Many white chickens in a barn, animal news
Chicken farm, photo: Alfribeiro via Canva

Around 47,000 chickens on a farm in the Dutch city of Wageningen were killed after bird flu was detected, the government said on Tuesday.

On Monday, the government ordered the killing of 37,000 chickens and 16,000 turkeys after bird flu was detected at two farms in the north of the country.

Even though all birds have been in lockdown in the Netherlands since October last year, the country reported more than 20 cases of bird flu this year. So far, the Dutch government has ordered the killing and destruction of over a million animals after bird flu outbreaks.

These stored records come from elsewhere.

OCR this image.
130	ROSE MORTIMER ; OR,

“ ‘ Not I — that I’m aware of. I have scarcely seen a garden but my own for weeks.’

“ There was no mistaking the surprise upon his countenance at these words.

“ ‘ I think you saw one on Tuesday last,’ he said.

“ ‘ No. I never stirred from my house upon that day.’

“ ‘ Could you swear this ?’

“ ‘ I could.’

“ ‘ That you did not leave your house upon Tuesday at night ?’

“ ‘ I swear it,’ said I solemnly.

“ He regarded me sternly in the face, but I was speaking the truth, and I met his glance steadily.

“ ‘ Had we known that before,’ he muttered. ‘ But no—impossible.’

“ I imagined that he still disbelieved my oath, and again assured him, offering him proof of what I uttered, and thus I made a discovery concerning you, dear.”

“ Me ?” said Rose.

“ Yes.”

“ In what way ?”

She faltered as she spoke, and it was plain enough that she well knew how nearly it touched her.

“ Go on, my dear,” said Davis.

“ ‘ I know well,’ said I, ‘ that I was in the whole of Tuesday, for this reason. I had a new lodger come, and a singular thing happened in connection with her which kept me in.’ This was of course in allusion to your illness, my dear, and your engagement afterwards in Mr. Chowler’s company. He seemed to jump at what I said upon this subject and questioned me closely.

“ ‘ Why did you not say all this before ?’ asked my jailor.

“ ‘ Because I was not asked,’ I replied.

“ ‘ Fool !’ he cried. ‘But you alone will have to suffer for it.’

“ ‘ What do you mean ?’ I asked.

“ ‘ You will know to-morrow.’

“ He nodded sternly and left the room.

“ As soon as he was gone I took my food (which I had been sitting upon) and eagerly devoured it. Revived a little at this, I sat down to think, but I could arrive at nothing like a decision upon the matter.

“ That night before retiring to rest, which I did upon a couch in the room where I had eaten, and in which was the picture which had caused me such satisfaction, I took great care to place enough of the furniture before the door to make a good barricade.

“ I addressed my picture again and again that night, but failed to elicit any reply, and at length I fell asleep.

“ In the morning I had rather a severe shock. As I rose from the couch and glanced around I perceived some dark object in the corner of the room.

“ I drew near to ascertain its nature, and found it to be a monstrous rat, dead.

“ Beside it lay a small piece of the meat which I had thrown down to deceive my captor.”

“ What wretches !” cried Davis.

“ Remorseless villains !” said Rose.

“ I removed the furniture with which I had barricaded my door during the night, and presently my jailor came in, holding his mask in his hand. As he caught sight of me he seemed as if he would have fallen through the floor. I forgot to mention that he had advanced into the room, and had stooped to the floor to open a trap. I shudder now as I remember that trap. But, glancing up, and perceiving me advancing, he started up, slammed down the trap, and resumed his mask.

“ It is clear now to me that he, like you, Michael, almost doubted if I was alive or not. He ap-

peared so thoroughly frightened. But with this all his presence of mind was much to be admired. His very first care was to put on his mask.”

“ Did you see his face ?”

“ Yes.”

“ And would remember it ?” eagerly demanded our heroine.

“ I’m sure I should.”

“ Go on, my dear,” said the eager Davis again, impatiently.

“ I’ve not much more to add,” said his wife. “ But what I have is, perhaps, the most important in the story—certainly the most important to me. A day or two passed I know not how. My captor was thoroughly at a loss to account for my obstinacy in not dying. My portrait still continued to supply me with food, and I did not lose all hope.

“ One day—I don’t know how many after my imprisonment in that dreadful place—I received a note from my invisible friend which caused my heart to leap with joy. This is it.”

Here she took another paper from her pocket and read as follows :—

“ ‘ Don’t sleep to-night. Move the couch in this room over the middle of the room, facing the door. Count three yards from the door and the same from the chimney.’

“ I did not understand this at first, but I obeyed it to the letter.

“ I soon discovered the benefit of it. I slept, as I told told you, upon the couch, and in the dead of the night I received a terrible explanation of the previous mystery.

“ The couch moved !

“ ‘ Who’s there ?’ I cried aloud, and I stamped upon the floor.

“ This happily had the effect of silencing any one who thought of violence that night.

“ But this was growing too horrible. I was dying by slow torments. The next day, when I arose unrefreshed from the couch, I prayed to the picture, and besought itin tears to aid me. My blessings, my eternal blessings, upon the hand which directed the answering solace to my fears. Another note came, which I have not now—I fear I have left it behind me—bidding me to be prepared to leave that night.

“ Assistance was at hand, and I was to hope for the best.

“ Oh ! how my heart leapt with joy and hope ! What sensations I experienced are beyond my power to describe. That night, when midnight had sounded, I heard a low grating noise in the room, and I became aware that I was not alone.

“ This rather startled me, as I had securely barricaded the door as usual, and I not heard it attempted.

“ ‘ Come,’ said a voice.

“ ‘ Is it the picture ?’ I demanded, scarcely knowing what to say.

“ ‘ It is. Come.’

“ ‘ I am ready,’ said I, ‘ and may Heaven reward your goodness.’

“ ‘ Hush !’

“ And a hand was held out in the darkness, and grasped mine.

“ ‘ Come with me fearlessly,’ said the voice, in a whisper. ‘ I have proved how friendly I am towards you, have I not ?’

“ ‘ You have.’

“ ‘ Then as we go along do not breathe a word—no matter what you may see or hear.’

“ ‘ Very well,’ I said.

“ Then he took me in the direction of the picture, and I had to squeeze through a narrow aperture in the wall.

The highly pathogenic H5 type of bird flu was found at the farms. This type of bird flu emerged due to intensive bird farming. “Normally, wild birds only carry the low-pathogenic variant. In intensive poultry farming, this mild flu mutated into a serious variant,” Dutch virologist Thijs Kuiken of Erasmus University Rotterdam said.

Years ago, this variant escaped from intensive bird farms in Asia, and since then, it has been spreading through Europe, Africa, Asia and North America.

“In the long term, we have to realize that the intensive way of raising animals, with a huge number of animals huddled together in one spot, is no longer sustainable for many reasons,” Kuiken said.